Gastroesophageal Reflux in Runners

Abstract
The study objective was to test the potential of distance running to induce reflux in healthy subjects and the ability of ranitidine to decrease esophageal acid exposure. It was designed as randomized, single-blind, crossover study. Objective assessment of reflux was done using an ambulatory intra-esophageal pH monitor during both a baseline hour and 1 hour of running on 2 days of testing. Fourteen normal volunteers (10 men, four women) between 22 and 37 years of age were studied. All volunteers ran regularly, completing an average of 20 miles weekly for at least 6 months.

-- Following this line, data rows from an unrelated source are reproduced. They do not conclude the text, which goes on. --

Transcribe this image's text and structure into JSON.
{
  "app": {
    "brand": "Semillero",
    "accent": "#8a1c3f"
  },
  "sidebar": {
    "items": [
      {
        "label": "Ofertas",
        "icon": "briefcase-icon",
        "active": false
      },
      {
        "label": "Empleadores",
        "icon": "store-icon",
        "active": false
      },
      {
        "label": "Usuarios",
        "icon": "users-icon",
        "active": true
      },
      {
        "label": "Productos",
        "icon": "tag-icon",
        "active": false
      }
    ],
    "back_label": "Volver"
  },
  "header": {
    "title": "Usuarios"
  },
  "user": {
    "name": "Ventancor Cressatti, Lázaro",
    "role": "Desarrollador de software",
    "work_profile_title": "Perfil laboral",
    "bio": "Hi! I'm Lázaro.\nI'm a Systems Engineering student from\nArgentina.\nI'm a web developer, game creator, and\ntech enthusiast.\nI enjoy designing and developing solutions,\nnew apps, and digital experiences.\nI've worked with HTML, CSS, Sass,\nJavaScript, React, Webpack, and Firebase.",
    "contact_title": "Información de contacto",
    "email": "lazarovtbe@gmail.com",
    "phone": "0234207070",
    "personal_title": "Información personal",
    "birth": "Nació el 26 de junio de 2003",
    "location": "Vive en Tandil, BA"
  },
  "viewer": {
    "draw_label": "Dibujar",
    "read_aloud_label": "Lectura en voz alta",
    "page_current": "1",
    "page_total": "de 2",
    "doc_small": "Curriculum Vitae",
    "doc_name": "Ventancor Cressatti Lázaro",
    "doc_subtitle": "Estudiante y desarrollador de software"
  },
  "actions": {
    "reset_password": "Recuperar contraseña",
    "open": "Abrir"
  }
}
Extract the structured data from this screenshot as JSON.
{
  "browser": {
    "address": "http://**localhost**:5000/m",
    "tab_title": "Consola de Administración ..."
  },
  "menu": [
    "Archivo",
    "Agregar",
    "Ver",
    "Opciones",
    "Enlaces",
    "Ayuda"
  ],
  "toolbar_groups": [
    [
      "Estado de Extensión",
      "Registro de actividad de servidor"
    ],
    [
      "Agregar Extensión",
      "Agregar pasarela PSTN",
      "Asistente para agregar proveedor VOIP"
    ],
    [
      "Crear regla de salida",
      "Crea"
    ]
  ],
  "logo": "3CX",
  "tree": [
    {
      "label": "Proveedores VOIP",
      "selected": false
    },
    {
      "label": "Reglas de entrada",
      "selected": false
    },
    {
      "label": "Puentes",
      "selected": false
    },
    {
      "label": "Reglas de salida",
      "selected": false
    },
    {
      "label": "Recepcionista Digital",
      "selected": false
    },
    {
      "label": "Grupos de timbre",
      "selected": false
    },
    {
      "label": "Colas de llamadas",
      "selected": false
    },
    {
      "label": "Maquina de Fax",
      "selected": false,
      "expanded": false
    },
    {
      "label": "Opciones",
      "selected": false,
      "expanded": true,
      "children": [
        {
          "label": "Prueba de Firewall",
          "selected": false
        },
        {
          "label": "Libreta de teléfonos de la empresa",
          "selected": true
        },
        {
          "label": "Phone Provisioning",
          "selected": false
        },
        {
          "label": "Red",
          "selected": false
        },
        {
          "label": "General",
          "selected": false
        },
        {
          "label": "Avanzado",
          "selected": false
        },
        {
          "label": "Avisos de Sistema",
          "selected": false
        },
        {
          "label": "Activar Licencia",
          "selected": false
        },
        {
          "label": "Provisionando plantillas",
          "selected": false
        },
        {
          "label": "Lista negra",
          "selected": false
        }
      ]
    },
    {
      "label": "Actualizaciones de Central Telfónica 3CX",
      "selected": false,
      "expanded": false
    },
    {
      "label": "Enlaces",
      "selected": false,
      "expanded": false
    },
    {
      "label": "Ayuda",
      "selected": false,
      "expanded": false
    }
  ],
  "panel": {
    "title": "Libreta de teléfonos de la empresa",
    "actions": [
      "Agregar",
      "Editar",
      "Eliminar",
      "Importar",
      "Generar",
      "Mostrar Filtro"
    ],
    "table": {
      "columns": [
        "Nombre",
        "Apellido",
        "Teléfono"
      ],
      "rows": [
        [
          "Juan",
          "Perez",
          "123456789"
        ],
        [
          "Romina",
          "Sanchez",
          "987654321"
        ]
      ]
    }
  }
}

Ranitidine, 300 mg orally, or an identical placebo was administered after a low-fat breakfast just before the baseline hour of pH recording. Esophageal motility and pH probe placement was done in the gastroenterology unit at Bowman Gray Medical Center (North Carolina, USA). Running was done on local jogging trails. There was more gastroesophageal reflux during running than during the baseline hour when reflux was measured at a pH threshold of 3.0, 4.0, or 5.0 (P < 0.05). Reflux episodes were usually associated with belching. Ranitidine, 300 mg administered orally 1 hour before running, significantly (P < 0.05) reduced the amount of esophageal acid exposure during running. It was concluded that gastroesophageal reflux occurs during running in healthy volunteers. It is usually associated with belching. Acid suppression with ranitidine decreases intraesophageal acid exposure during running (P < 0.05).